Smarter Cities Challenge aims to make lasting urban improvements

Over the past few years, a lot of cities have made a lot of improvements.
Memphis, Tennessee improved response times during health emergencies. Pingtung County, Taiwain implemented a smart microgrid for renewable energy. Syracuse, New York mobilized resources to find more homes for more people.
Leaders in those particular cities developed the initial ideas, but they didn’t do all the work on those projects on their own.
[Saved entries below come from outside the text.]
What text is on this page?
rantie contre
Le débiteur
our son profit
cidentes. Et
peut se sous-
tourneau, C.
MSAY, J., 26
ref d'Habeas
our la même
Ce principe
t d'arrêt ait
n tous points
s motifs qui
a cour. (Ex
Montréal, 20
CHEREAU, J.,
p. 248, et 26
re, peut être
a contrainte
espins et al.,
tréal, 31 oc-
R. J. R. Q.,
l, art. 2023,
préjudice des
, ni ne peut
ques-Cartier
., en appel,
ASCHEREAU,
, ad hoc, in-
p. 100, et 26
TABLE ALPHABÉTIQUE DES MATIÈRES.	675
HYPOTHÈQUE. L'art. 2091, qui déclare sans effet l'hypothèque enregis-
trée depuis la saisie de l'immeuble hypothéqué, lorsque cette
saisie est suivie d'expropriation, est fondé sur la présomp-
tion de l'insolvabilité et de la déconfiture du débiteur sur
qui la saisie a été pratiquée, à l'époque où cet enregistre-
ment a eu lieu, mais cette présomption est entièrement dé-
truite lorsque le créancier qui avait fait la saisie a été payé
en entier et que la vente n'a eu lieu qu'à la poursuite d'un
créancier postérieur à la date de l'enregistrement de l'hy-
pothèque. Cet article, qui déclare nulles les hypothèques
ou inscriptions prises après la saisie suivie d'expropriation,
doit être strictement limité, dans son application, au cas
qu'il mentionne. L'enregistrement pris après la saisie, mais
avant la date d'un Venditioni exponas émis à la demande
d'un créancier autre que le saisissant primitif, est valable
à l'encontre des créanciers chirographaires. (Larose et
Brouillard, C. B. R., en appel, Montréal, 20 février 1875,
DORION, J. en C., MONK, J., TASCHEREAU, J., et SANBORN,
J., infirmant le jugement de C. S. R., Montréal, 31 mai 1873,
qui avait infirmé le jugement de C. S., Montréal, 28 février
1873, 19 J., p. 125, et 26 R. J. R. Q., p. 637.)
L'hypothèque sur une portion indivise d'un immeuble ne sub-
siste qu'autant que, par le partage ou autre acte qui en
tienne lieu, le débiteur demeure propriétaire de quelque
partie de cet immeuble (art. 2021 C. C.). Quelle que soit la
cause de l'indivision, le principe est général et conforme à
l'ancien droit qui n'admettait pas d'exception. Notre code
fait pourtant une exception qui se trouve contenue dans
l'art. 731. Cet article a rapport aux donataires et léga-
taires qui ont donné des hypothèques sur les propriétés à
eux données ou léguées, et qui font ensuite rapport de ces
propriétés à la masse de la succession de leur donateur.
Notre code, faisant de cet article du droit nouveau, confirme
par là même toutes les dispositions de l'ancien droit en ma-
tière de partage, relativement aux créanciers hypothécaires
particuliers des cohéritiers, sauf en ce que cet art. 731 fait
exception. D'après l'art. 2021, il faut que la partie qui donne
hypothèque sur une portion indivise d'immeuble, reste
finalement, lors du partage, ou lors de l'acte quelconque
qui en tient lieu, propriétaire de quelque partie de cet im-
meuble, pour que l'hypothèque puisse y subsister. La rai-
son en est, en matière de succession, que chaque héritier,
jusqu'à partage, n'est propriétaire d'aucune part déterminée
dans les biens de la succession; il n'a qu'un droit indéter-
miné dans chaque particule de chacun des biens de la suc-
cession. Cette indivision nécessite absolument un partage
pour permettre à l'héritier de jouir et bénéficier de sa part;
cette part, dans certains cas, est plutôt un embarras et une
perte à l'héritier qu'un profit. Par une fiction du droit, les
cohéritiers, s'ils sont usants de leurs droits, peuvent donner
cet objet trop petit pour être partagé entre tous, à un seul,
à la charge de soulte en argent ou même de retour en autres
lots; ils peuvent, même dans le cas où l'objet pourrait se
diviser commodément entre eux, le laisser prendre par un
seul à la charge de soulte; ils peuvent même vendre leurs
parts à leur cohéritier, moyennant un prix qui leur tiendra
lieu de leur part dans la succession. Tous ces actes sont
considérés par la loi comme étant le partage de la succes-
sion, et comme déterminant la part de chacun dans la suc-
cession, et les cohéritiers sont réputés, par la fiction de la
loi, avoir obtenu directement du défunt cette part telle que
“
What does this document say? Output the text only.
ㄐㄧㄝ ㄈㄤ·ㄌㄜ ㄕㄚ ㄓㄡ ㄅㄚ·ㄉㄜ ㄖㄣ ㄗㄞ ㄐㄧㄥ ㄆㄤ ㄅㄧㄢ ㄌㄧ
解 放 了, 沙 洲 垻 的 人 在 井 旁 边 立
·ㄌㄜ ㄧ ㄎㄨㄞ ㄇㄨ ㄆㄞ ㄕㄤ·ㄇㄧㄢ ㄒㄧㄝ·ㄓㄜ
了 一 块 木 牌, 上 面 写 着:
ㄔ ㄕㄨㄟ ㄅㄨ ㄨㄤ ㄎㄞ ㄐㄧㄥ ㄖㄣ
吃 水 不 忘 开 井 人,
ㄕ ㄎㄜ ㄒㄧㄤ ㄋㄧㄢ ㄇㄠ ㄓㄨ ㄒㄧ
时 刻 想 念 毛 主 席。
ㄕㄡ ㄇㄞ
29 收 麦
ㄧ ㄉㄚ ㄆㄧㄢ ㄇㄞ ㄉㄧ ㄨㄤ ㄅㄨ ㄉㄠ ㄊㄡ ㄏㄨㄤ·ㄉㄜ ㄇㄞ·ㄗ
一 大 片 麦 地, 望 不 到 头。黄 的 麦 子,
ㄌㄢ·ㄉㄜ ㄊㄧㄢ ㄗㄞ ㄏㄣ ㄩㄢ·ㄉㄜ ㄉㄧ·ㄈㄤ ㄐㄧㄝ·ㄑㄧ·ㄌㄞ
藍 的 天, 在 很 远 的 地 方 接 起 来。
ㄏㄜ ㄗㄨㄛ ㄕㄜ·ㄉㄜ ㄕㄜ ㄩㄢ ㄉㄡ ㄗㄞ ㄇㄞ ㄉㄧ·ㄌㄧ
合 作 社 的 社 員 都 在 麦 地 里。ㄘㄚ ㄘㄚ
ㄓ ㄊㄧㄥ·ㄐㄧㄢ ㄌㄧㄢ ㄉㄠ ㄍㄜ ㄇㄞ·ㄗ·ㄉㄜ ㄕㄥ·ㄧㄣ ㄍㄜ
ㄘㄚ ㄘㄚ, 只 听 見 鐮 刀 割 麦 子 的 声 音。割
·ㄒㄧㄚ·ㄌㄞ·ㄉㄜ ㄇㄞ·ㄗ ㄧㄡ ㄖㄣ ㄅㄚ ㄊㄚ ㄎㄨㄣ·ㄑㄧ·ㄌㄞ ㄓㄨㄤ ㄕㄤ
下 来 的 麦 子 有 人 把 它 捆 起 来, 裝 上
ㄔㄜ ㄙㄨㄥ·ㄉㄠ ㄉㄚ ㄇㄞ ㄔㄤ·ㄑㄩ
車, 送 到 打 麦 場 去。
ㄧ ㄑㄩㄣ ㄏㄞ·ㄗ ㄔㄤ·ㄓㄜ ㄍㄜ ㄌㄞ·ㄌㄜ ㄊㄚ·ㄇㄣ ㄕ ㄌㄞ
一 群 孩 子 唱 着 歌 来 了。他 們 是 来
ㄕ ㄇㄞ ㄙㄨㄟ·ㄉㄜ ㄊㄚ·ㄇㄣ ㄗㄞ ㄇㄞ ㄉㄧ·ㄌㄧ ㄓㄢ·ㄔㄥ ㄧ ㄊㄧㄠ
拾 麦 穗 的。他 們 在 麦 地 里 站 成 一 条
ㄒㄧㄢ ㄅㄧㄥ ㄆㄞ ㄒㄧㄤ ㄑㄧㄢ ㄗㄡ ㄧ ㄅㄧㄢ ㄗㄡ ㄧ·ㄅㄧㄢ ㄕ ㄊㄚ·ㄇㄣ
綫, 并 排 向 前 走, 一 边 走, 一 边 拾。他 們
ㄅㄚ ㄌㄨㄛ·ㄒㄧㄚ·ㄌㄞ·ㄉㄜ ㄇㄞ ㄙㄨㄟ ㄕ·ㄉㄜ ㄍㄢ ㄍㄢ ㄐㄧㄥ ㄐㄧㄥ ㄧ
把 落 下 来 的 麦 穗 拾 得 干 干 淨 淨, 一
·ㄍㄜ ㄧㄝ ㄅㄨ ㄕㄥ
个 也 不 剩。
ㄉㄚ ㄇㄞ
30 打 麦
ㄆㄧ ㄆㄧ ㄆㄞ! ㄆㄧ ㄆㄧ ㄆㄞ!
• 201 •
They participated in the IBM Smarter Cities Challenge, a competitive grant program in which cities around the world offer up ideas, and IBM provides its problem-solving capabilities in the areas of cloud, cognitive, analytics and more to the cities with the most compelling proposals.
IBM has opened submissions for a 2017/2018 version of the challenge, with statements of interest due by 24 February 2017. Out of an expected 100 proposals, IBM will choose 10 or so grant recipients by the spring, and a team of five to six experts help those cities with their projects until May 2018.
The Smarter Cities Challenge has been going for six years, and in that time IBM has helped some 132 cities, with each grant valued at $500,000, for contributions totaling more than $66 million.
“Cities around the world are under enormous, daily pressure to tackle growing challenges with ever-more limited resources,” Jennifer Crozier, vice president of global citizenship initiatives at IBM told Read IT Quik. “Often, they lack access to the most innovative technology solutions and insights that could be applied to solve those problems and improve services.”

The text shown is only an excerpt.